Note: This article is from Conservation Magazine, the precursor to Anthropocene Magazine. The full 14-year Conservation Magazine archive is now available here.

Malaria Linked to Deforestation

July 29, 2008

Malaria has recently made a comeback in the Peruvian Amazon, and deforestation may be the underlying cause. New research shows that the risk of being bitten by the primary malaria-carrying mosquito is nearly 300 times higher in cleared areas than in those that are largely undisturbed—adding to the growing evidence that conservation is critical to human health.

“This is the first conclusive study showing the association between human biting and the degree of deforestation,” says University of Miami epidemiologist John Beier. This work is reported in the American Journal of Tropical Medicine and Hygiene by Amy Yomiko Vittor of Stanford University in California and seven co-authors.

Malaria has risen steeply in the Loreto district of northeastern Peru, with the number of reported cases jumping from about 600 in 1992 to more than 120,000 in 1997. Likewise, Loreto’s human population is growing fast, facilitated by the construction of a 95-kilometer road through the forest. The increasing numbers of people are clearing ever-widening swaths of forest along the road for plantain, cassava, and other subsistence crops.

Clearing forest for cropland also has the side effect of creating more breeding sites for the Amazon Basin’s most efficient malaria-carrying mosquito, Anopheles darlingi, which prefers to lay its eggs in deep water surrounded by short vegetation. This mosquito also prefers to feed on people and went from being extremely rare in Loreto in 1991 to being the most abundant Anopheles species collected in the area’s human settlements in 1995.

To see whether malaria is linked to deforestation in Loreto, the researchers determined A. darlingi human-biting rates and vegetation composition in and around 12 villages along the road through the forest. They collected mosquitos at four sites per village: the village center, a deforested area about one kilometer away, a secondary vegetation area, and a forested area. At each site, collectors sampled mosquitos every three weeks for a year, aspirating them off their own legs for 50 minutes per hour from 6:00 p.m. to midnight. The researchers used satellite images to characterize the landscape in a one-square kilometer area around each site, including forest and grass/crop land cover.

To ensure that malaria isn’t rising simply because there are more people in Loreto for the mosquitos to feed on, the researchers also compared A. darlingi biting rates along sparsely and densely populated stretches of the road. They found that increases in human population density had no impact on A. darlingi biting rates.

In contrast, deforestation had an enormous impact on A. darlingi biting rates. The rate was a whopping 278 times higher in sites with the least forest and the most grass/crop land than in sites that were relatively undisturbed (the former had less than 20 percent forest and more than 30 percent grass/crop land, whereas the latter had more than 70 percent forest and less than 10 percent grass/crop land). In addition, A. darlingi biting got worse with progressive deforestation.
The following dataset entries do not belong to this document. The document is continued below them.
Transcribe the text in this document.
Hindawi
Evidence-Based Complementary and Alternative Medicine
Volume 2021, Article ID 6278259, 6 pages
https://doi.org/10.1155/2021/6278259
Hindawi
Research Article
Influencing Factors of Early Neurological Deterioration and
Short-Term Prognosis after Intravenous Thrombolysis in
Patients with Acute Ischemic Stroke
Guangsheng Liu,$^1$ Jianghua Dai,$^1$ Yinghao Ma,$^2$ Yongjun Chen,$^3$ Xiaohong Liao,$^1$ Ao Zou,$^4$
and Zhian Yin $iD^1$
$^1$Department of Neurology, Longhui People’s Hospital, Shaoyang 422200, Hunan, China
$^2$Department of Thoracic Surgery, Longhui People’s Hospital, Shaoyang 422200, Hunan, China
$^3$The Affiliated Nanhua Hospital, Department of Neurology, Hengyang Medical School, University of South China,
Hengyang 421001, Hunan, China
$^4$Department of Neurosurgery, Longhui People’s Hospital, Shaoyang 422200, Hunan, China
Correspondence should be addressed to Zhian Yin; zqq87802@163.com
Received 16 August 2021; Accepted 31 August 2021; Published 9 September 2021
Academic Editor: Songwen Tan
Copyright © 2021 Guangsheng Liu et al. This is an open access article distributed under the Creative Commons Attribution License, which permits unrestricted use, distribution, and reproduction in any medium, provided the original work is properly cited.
Specifically, biting rates were roughly four times higher in sites with less than 20 percent forest than in sites with 20-60 percent forest.

“These results may be generalizable to other areas of the Amazon where slash-and-burn agriculture predominates,” say the researchers, adding that preventing widespread deforestation after road construction could both reduce malaria epidemics and increase biodiversity conservation.

By Robin Meadows

Vittor, A.Y. et al. 2006. The effect of deforestation on the human-biting rate of Anopheles darlingi, the primary vector of falciparum malaria in the Peruvian Amazon. American Journal of Tropical Medicine and Hygiene 74:3-11.